One-dimensional channel for Dirac electrons in a 3D topological insulator

TL;DR

This paper reports the discovery of one-dimensional topographic stripes on a topological insulator surface that modulate Dirac electron states, enabling potential realization of 1D chiral modes and dissipationless quantum wires.

Contribution

It introduces a novel intrinsic topographic mechanism to control Dirac electron properties in topological insulators, facilitating the creation of 1D chiral modes.

Findings

Identification of 1D topographic stripes on Bi2Te3 surface.

Observation of Landau level energy modulation along stripes.

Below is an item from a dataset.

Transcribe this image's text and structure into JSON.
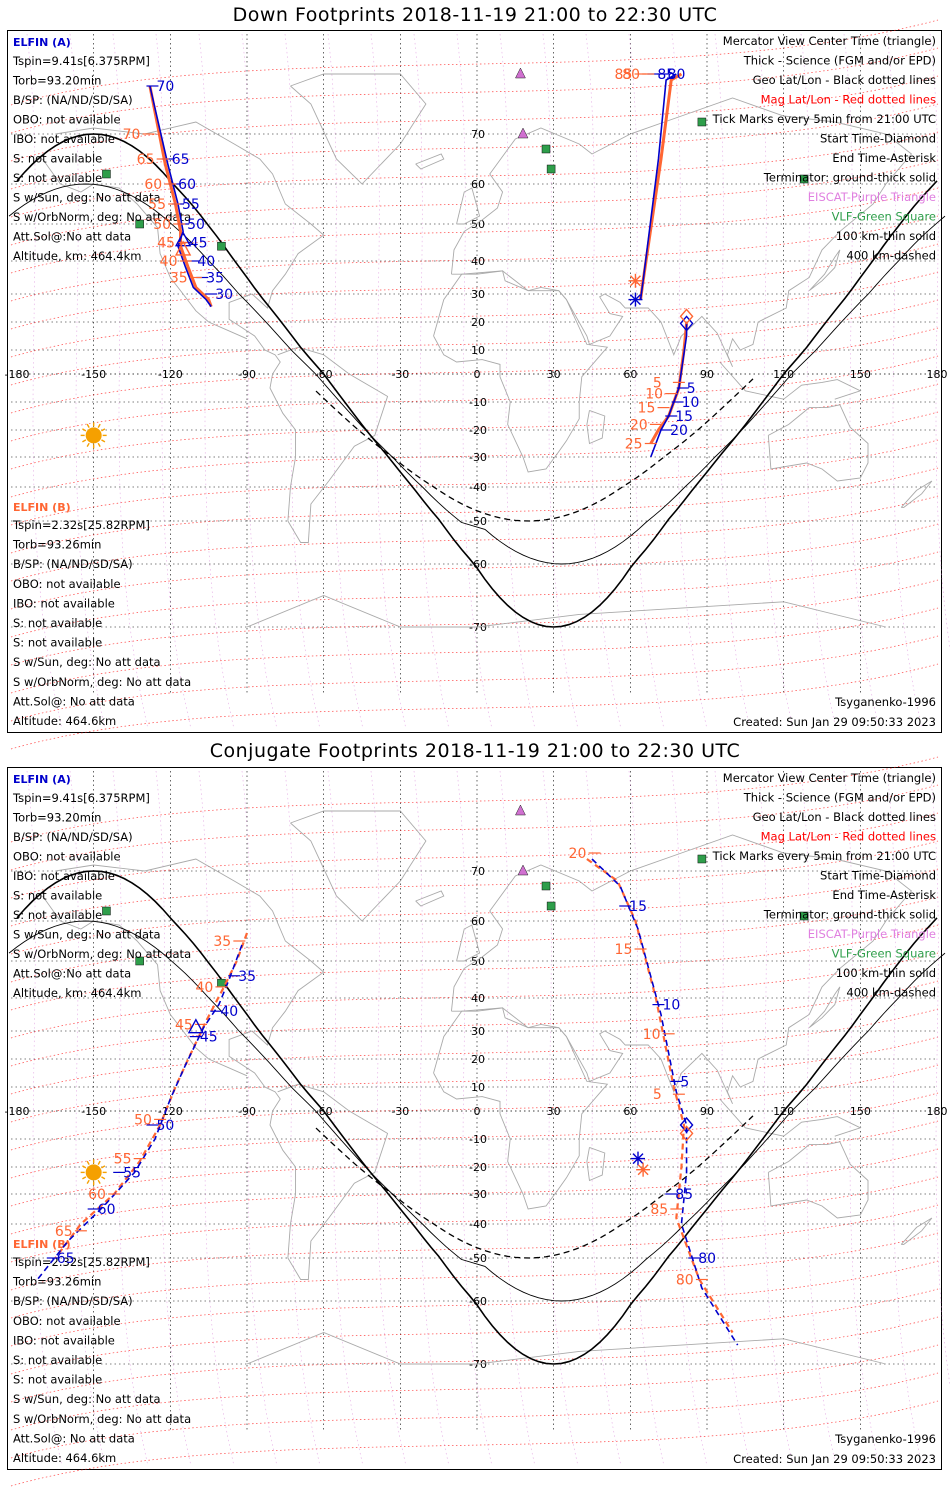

Potential for realizing topological 1D chiral modes.

Abstract

Topological insulators represent a new state of matter where the topological nature of the bulk bands dictates the existence of a surface state with unique properties. These materials are predicted to host exotic states such as Majorana Fermions and 1D chiral modes, many of which require a delicate tuning of the surface state properties near the Dirac point. Using scanning tunneling microscopy (STM) on the prototypical topological insulator Bi2Te3, we have discovered one-dimensional topographic stripes which induce spatially modulated changes in the electronic structure. Direct magnetic field measurements reveal a striped pattern of Landau level energies, which can be used to realize spatial regions with alternating filling fractions. When the chemical potential is properly tuned, the observed modulation would dictate the existence of topological 1D chiral modes at the boundaries between the stripes, and provide a platform for the experimental realization of 1D dissipationless quantum wires in topological insulators. Our discovery that the surface state dispersion is modulated over nanometer length scales by an intrinsic topographic route represents a new paradigm for controlling the properties of Dirac electrons.